In October 197h, Mr. and Mrs. Emile Jamail, owners of the cabin, stated to members of the Williamson County Historical Commission and the Georgetown Bicentennial Commission that they did not plan to restore the cabin and that, since the roof had fallen, the remainder of the room would deteriorate rapidly unless repaired. The Jamails wished to see the cabin preserved and were willing to present it to the Georgetown Bicentennial Commission to be moved into town and restored. An agreement was reached, and plans were made for the move. Mrs. Clara Scarbrough, Bicentennial Heritage Committee chairman, and students from industrial cooperative training, classes of Georgetown High School numbered and photographed the logs, and on January 11, 1975, the same classes with the aid of a City of Georgetown truck, moved the logs to town. The new site for the cabin was selected at the corner of Austin Avenue and 16th Street on property owned by the City of Georgetown and maintained by Georgetown Lions Club as a half-block recreational area. Although the original cabin stood on un-mortared rock footings, a more substantial foundation was planned. Concrete footings were set in the ground up to ground level, and the original rock piers were set on top. The cabin walls were again raised on Feb. 12, 1975. Subsequent restoration steps took place in the remainder of 1975 and early 1976. The cabin logs have been treated several times with preservatives, as has the wood shingle roof. The City of Georgetown now owns the building and is responsible for its upkeep.

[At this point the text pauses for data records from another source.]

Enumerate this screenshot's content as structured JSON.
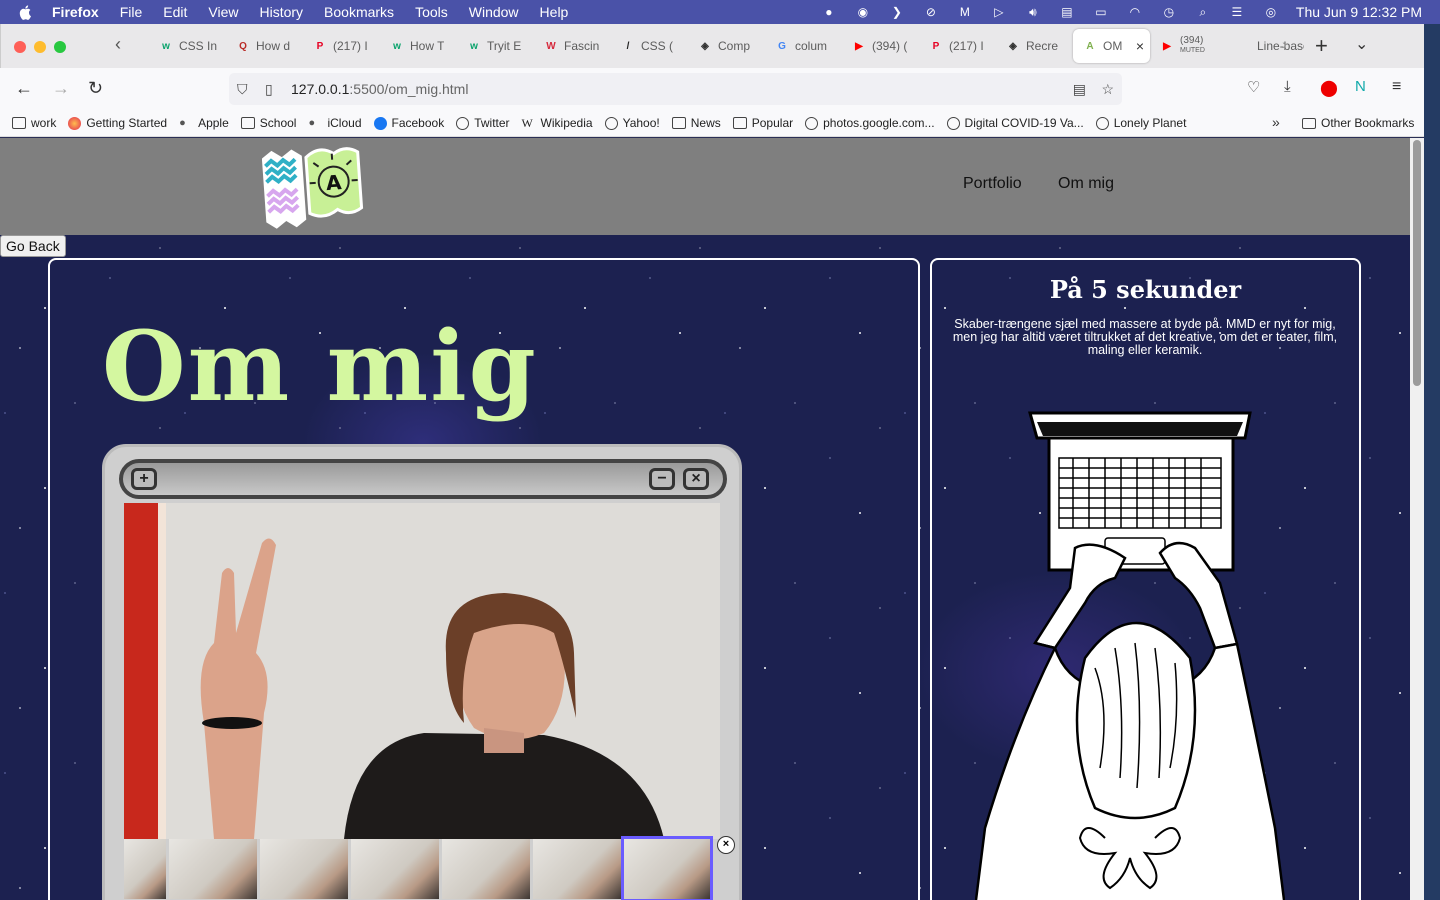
{
  "menubar": {
    "app": "Firefox",
    "items": [
      "File",
      "Edit",
      "View",
      "History",
      "Bookmarks",
      "Tools",
      "Window",
      "Help"
    ],
    "datetime": "Thu Jun 9  12:32 PM",
    "status_icons": [
      "control-icon",
      "record-icon",
      "arrow-icon",
      "sync-icon",
      "m-icon",
      "play-icon",
      "volume-icon",
      "flag-icon",
      "battery-icon",
      "wifi-icon",
      "clock-icon",
      "search-icon",
      "control-center-icon",
      "siri-icon"
    ]
  },
  "tabs": [
    {
      "label": "CSS In",
      "icon": "w",
      "color": "#0aa36c"
    },
    {
      "label": "How d",
      "icon": "Q",
      "color": "#b92b27"
    },
    {
      "label": "(217) I",
      "icon": "P",
      "color": "#e60023"
    },
    {
      "label": "How T",
      "icon": "w",
      "color": "#0aa36c"
    },
    {
      "label": "Tryit E",
      "icon": "w",
      "color": "#0aa36c"
    },
    {
      "label": "Fascin",
      "icon": "W",
      "color": "#d6293c"
    },
    {
      "label": "CSS (",
      "icon": "/",
      "color": "#222"
    },
    {
      "label": "Comp",
      "icon": "◈",
      "color": "#333"
    },
    {
      "label": "colum",
      "icon": "G",
      "color": "#4285f4"
    },
    {
      "label": "(394) (",
      "icon": "▶",
      "color": "#ff0000"
    },
    {
      "label": "(217) I",
      "icon": "P",
      "color": "#e60023"
    },
    {
      "label": "Recre",
      "icon": "◈",
      "color": "#333"
    },
    {
      "label": "OM",
      "icon": "A",
      "color": "#7fb04e",
      "active": true
    },
    {
      "label": "(394)",
      "sublabel": "MUTED",
      "icon": "▶",
      "color": "#ff0000"
    },
    {
      "label": "Line-base",
      "icon": "",
      "color": "transparent"
    }
  ],
  "url": {
    "host": "127.0.0.1",
    "path": ":5500/om_mig.html"
  },
  "bookmarks": [
    {
      "label": "work",
      "type": "folder"
    },
    {
      "label": "Getting Started",
      "type": "firefox"
    },
    {
      "label": "Apple",
      "type": "apple"
    },
    {
      "label": "School",
      "type": "folder"
    },
    {
      "label": "iCloud",
      "type": "apple"
    },
    {
      "label": "Facebook",
      "type": "facebook"
    },
    {
      "label": "Twitter",
      "type": "globe"
    },
    {
      "label": "Wikipedia",
      "type": "wiki"
    },
    {
      "label": "Yahoo!",
      "type": "globe"
    },
    {
      "label": "News",
      "type": "folder"
    },
    {
      "label": "Popular",
      "type": "folder"
    },
    {
      "label": "photos.google.com...",
      "type": "globe"
    },
    {
      "label": "Digital COVID-19 Va...",
      "type": "globe"
    },
    {
      "label": "Lonely Planet",
      "type": "globe"
    }
  ],
  "other_bookmarks": "Other Bookmarks",
  "site": {
    "nav": [
      "Portfolio",
      "Om mig"
    ],
    "go_back": "Go Back",
    "title": "Om mig",
    "right_title": "På 5 sekunder",
    "right_text": "Skaber-trængene sjæl med massere at byde på. MMD er nyt for mig, men jeg har altid været tiltrukket af det kreative, om det er teater, film, maling eller keramik.",
    "thumb_close": "×",
    "accent": "#d4f7a0"
  }
}
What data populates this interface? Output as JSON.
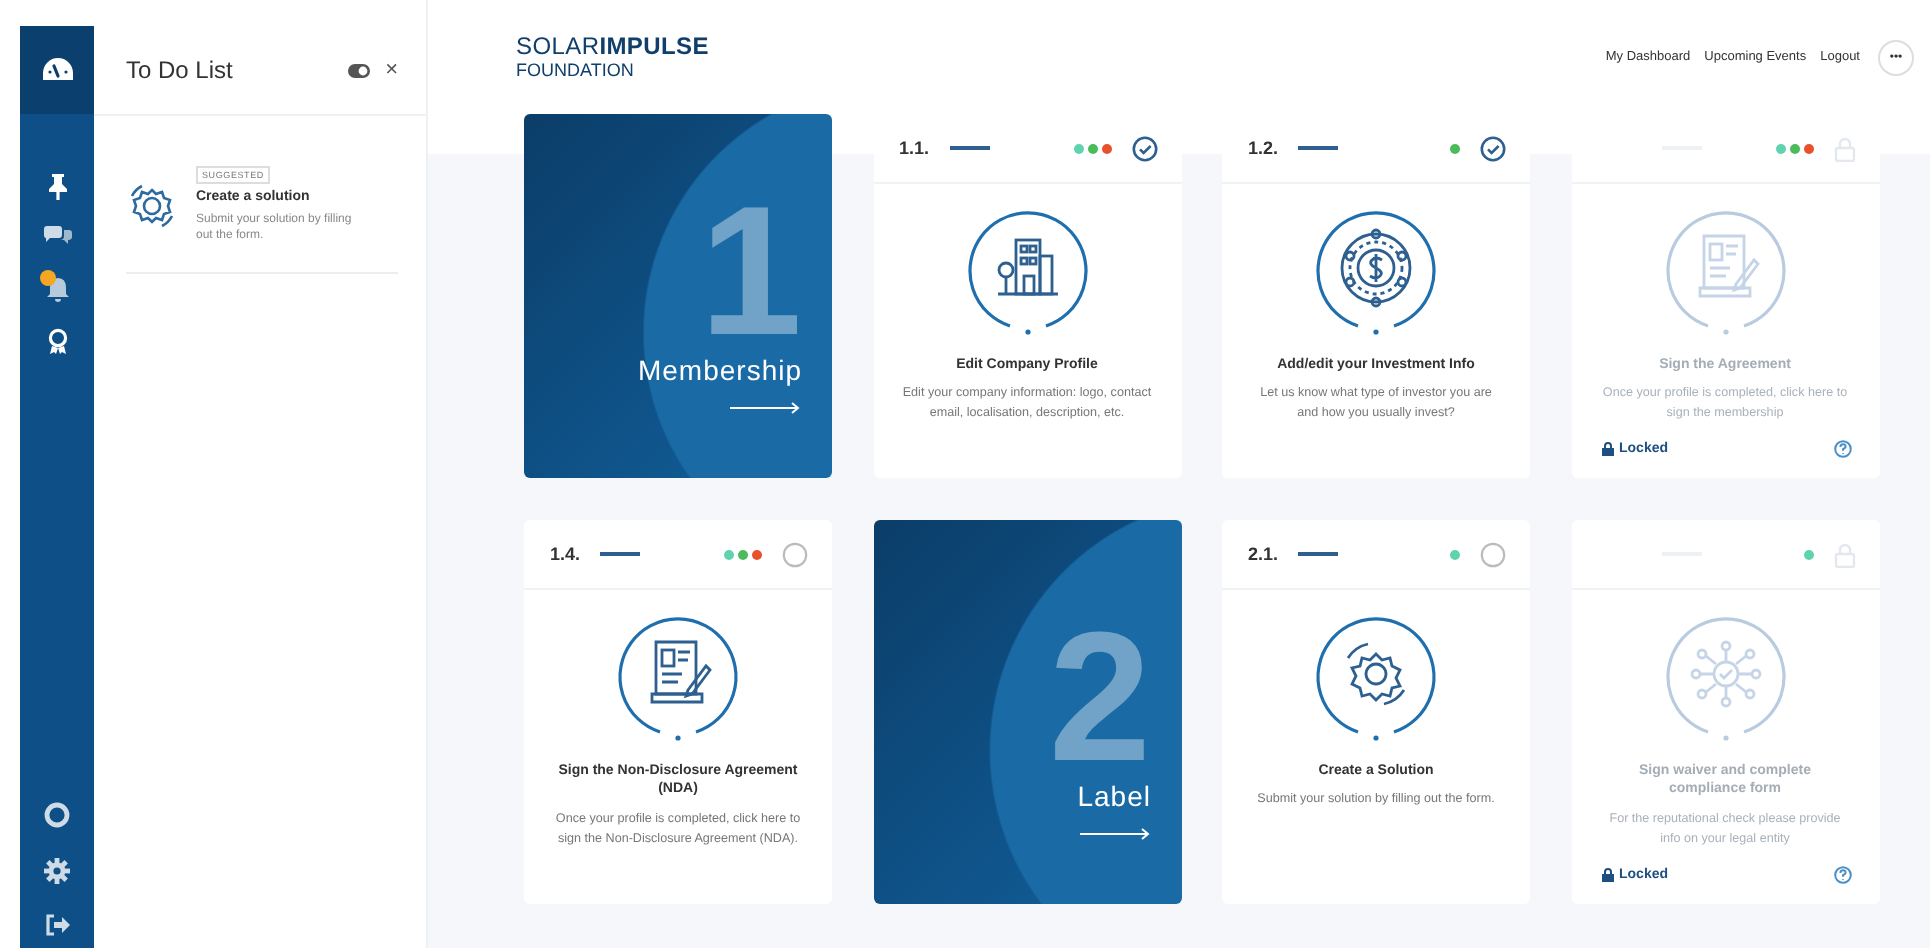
{
  "nav": {
    "top": [
      {
        "kind": "pin"
      },
      {
        "kind": "chat"
      },
      {
        "kind": "bell",
        "badge": true
      },
      {
        "kind": "award"
      }
    ],
    "bottom": [
      {
        "kind": "help"
      },
      {
        "kind": "settings"
      },
      {
        "kind": "logout"
      }
    ]
  },
  "todo": {
    "title": "To Do List",
    "close": "×",
    "items": [
      {
        "tag": "SUGGESTED",
        "title": "Create a solution",
        "description": "Submit your solution by filling out the form."
      }
    ]
  },
  "header": {
    "logo": "SOLAR**IMPULSE**",
    "logo_sub": "FOUNDATION",
    "links": [
      "My Dashboard",
      "Upcoming Events",
      "Logout"
    ],
    "more": "•••"
  },
  "cards": [
    {
      "kind": "section",
      "number": "1",
      "label": "Membership"
    },
    {
      "kind": "building",
      "number": "1.1.",
      "done": true,
      "locked": false,
      "dots": [
        {
          "color": "#5fd3b0"
        },
        {
          "color": "#4cbc5a"
        },
        {
          "color": "#e8502e"
        }
      ],
      "title": "Edit Company Profile",
      "description": "Edit your company information: logo, contact email, localisation, description, etc."
    },
    {
      "kind": "money",
      "number": "1.2.",
      "done": true,
      "locked": false,
      "dots": [
        {
          "color": "#4cbc5a"
        }
      ],
      "title": "Add/edit your Investment Info",
      "description": "Let us know what type of investor you are and how you usually invest?"
    },
    {
      "kind": "document",
      "locked": true,
      "dots": [
        {
          "color": "#5fd3b0"
        },
        {
          "color": "#4cbc5a"
        },
        {
          "color": "#e8502e"
        }
      ],
      "title": "Sign the Agreement",
      "description": "Once your profile is completed, click here to sign the membership",
      "footer": "Locked"
    },
    {
      "kind": "document",
      "number": "1.4.",
      "done": false,
      "locked": false,
      "dots": [
        {
          "color": "#5fd3b0"
        },
        {
          "color": "#4cbc5a"
        },
        {
          "color": "#e8502e"
        }
      ],
      "title": "Sign the Non-Disclosure Agreement (NDA)",
      "description": "Once your profile is completed, click here to sign the Non-Disclosure Agreement (NDA)."
    },
    {
      "kind": "section",
      "number": "2",
      "label": "Label"
    },
    {
      "kind": "gear",
      "number": "2.1.",
      "done": false,
      "locked": false,
      "dots": [
        {
          "color": "#5fd3b0"
        }
      ],
      "title": "Create a Solution",
      "description": "Submit your solution by filling out the form."
    },
    {
      "kind": "network",
      "locked": true,
      "dots": [
        {
          "color": "#5fd3b0"
        }
      ],
      "title": "Sign waiver and complete compliance form",
      "description": "For the reputational check please provide info on your legal entity",
      "footer": "Locked"
    }
  ]
}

Besides the early roles of the cabin as a home and probably a school-church-Masonic lodge meeting house, since its move, it has served as a training laboratory for the industrial classes who have studied techniques of construction and restoration of such a cabin and who have volunteered most of the labor involved in the restoration. The major exception is the stone chimney, which was moved and restored by a competent stonemason. The cabin is now in excellent condition, and is a fine example of pioneer log rooms, and is located where other historic buildings could be placed nearby. It can also be utilized on special occasions as a meeting place for small groups.

The Georgetown bicentennial Commission wishes to commemorate this cabin whose history is closely tied to a distinguished pioneer, Samuel Mather because it represents a typical pioneer log building, used either as a school and church or as a home in the 1850s and because it is now located where it can be seen and appreciated as a remnant of the past.

Please Note: The cabin has been moved to its new location at the Old Settlers Park in Round Rock, Texas.